Trois ex-employés injustement mis à la porte de l’université du Luxembourg ces dernières années ont obtenu gain de cause auprès de la justice.
Interrogée la semaine dernière après les accusations de harcèlement et d’abus de pouvoir au sein de l’université, la ministre de la Recherche et de l’Enseignement supérieur, Stéphanie Obertin, indiquait qu’entre 2020 et 2025, l’institution avait enregistré 163 départs volontaires et procédé au licenciement de 50 personnes, dont quatre ont porté l’affaire en justice.
Parmi elles, cette ex-employée de la faculté des sciences, des technologies et de médecine, mise brutalement à la porte en 2022, contre l’avis des professeurs avec qui elle travaillait, après s’être confiée à des collègues à propos du harcèlement qu’elle subissait de la part d’une supérieure.
Elle avait été déboutée en première instance. La Cour d’appel vient de lui donner raison, reconnaissant son licenciement comme abusif.
«David contre Goliath»
Une victoire en trompe-l’œil cependant, avec des indemnités très faibles à la clé : à peine 2 000 euros au titre du préjudice moral et 1 500 euros de participation aux frais de procédure.
«Peu importe, je ne m’étais pas engagée là-dedans pour l’argent», réagit-elle, gardant le sourire. «Ça n’a pas été facile, dans le genre David contre Goliath! Mais je suis contente de pouvoir clôturer ce chapitre de façon positive.»
Avant elle, c’est une autre secrétaire, sèchement licenciée deux semaines après avoir demandé une mutation en réaction à du harcèlement dans son service, qui avait fait condamner l’université. Là encore avec une maigre compensation financière : 4 000 euros en tout et pour tout.
Un assistant postdoctorant harcelé
Et fin octobre, le tribunal du travail rendait sa décision dans l’affaire opposant l’université du Luxembourg à un ancien assistant postdoctorant de la faculté de droit, d’économie et de finance, mis à la porte en 2024, à la suite de la résiliation anticipée de son contrat.
Face au juge, il raconte avoir d’abord constaté une série de graves dysfonctionnements dans le processus de réforme du Code civil luxembourgeois en cours auquel il était associé.
Ce qui l’aurait poussé à effectuer plus d’une dizaine de signalements en interne : à ses supérieurs hiérarchiques, au service des ressources humaines, au chef du département Droit ainsi qu’au recteur.
Une escalade jusqu’à la rupture
Des alertes directement suivies, selon lui, de «mesures de représailles» consistant notamment en la suppression de sa liberté de déplacement, en des actes d’intimidation, de coercition et de harcèlement et des traitements inéquitables et défavorables.
Dans le détail, il rapporte que le professeur qui le supervisait en tant que postdoctorant aurait exigé un dévouement constant, avec une cadence de travail abusive et des changements d’instructions déstabilisants.
Il aurait aussi demandé à figurer en copie de tous ses e-mails tout en lui interdisant d’exprimer ses opinions.
Il décrit au tribunal une escalade étalée sur plusieurs mois, jusqu’à la rupture de son contrat de travail, «parce qu’il se montrait résistant», estime cet enseignant-chercheur.
Si aucune indemnité ni participation aux frais de justice ne lui a été accordée, le tribunal du travail est allé dans son sens, en confirmant le caractère abusif de ce licenciement.
Trois décisions en faveur d’ex-employés.

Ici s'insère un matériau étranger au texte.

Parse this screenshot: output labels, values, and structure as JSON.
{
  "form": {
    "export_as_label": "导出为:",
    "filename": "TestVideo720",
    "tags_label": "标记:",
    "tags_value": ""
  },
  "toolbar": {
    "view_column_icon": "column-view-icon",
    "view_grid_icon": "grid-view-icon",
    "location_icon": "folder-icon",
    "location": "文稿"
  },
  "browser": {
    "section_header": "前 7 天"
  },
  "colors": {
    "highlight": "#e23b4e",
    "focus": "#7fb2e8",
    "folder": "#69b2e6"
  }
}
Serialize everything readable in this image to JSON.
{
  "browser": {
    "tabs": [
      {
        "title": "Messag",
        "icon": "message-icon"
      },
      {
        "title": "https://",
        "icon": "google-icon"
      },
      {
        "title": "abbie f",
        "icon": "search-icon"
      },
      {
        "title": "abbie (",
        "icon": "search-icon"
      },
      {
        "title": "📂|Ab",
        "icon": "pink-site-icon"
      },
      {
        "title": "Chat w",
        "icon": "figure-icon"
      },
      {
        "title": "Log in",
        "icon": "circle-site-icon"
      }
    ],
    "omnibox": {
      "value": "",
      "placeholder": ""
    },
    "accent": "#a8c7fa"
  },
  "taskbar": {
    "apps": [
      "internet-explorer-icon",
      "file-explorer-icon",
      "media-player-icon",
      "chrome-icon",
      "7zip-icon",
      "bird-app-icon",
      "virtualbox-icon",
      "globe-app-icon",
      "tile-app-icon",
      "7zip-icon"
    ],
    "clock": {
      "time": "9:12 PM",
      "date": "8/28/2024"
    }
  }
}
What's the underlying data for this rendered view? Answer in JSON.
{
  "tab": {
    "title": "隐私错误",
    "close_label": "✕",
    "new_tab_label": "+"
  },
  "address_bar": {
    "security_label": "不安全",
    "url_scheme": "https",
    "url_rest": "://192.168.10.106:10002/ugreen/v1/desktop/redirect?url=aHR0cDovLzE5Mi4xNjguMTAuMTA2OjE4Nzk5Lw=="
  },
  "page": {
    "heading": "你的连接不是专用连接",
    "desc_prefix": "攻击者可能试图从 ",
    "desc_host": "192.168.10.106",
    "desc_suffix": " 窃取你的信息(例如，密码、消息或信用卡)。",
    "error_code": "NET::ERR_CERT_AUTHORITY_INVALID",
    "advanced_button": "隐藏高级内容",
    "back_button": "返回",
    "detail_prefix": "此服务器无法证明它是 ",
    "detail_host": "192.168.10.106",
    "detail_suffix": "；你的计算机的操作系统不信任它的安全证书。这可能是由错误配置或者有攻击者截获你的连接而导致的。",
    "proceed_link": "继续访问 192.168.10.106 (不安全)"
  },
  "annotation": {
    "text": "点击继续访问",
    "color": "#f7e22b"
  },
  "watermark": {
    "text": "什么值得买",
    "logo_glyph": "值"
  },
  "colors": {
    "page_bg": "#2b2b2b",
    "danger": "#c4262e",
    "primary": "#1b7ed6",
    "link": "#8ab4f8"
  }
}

De quoi contredire les propos de la vice-rectrice, Simone Niclou, qui déclarait récemment face à la presse : «Sur 10 000 personnes, il y en a toujours trois ou quatre qui restent frustrées. Et c’est peut-être parce qu’elles étaient en tort.»
Une procédure toujours en cours
Une autre procédure est, quant à elle, toujours en cours : celle lancée par un groupe de professeurs de la faculté de droit, d’économie et de finance, là encore, pour des faits d’abus de pouvoir et de harcèlement, cette fois dans le cadre de procédures de promotion.